Fort Dunree became an inspiring location to develop these ideas, allowing her to explore the physical and historical properties of this particular place and examine the transforming abilities and limitations of memory. On site the artist researched how the present condition of the fort and found material (physical residue, found pigment and dust from the site) combined with light-sensitivity, could serve as a direct document, and physical embodiment, of time.
During her residency she worked with light sensitive emulsion on large sheets of silk to capture the light’s intrusion through various openings in buildings on site: structures where a frame was captured in a state of change, losing grip of their strict geometry. The color palette of the images reflect the sky between sundown and sunset, when many of the images where captured. Their fragile transparent appearance and tactile character hint at the ruins which the photograms depict.
While wandering around the fort she gathered objects and fragments which appeared in the undergrowth and used them in a series of Anthotypes made by the application of light sensitive color extracted from plants on hand made paper (also made from local plants). On returning to her home country of Iceland she continued to work with the Anthotypes process, this time using local plants native to Iceland.
An ongoing preoccupation is the search for a conceptual way of recording walks. During her time in Ireland she extended this practice to work with a Hectograph. By the means of this old duplication technique, details from walks around the Fort area accumulated on the continuing pages of a series of artist’s books. The book work initiated at the Artlink studio was the first in a continuing series of Artist’s books, abstract translations of walks in changing settings, time and place.
Her previous works, connected to specific sites, have previously included found pigment from stones and minerals, pigments that occur naturally like subtle colour specks in the terrain. At Fort Dunree a large spectrum of colours, applied at different time periods, covered the interiors of buildings in uneven, torn surfaces. The multicolored powders became a valuable resource, containing layers of time, historical relics, signs of use and life. “Of Dust” is a series of works made from found pigments, drawings of details from recordings, translated to rough surfaces and shapes derived from the interior from where the pigments originate. The saying “if walls could speak” comes to mind.
The notion of time’s arrow, of entropy, is apparent at Fort Dunree, where the abandoned military barracks, subject to decay and gradual collapse, are a reminder of a now redundant past.

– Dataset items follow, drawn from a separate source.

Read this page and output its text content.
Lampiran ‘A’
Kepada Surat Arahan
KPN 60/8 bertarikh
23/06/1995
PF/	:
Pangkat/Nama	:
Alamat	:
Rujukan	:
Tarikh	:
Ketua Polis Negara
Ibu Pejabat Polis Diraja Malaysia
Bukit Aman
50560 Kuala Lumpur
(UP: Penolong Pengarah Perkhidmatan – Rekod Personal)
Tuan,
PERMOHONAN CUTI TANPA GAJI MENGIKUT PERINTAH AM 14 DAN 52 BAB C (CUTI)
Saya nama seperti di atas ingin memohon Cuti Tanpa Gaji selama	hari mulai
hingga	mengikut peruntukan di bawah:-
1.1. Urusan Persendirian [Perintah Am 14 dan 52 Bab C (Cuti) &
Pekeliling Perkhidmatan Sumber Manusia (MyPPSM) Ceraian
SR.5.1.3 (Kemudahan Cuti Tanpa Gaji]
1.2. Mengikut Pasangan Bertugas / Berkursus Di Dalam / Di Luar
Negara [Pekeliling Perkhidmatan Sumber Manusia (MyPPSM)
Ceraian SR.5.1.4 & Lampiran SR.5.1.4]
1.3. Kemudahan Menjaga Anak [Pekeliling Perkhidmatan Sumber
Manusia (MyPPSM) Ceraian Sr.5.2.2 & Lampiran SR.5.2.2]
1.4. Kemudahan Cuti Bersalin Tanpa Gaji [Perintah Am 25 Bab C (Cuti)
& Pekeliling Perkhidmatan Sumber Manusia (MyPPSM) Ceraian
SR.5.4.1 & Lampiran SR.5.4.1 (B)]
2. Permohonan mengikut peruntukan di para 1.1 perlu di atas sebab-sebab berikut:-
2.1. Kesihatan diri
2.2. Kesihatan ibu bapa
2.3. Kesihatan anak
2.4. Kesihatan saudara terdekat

The depiction of ruins has long held a fascination for artists but there is always a risk of this falling into mere sentiment or nostalgia. However, Litten uses the abandoned buildings and fragments of Fort Dunree as a means to express something about the beauty of tranformation, making something new from the fragments, rather than wallowing in melancholy collapse. Perhaps in this way we she asks us to think in terms of cyclical rather than linear time.
Litten’s work is often characterized by a subtle lightness in describing connections between time, matter and place, materialized in works that are both subtle happenings and tangible compositions in one. The works in After Memory relate to each other and underline new possibilities in the changing and shape shifting properties which time facilitates.
After Memory brings together work made during Litten’s residency at Artlink and work inspired by the residency, made back home in Iceland.
The Exhibition runs 5th May - 2nd June Saldahna Suite, Fort Dunree.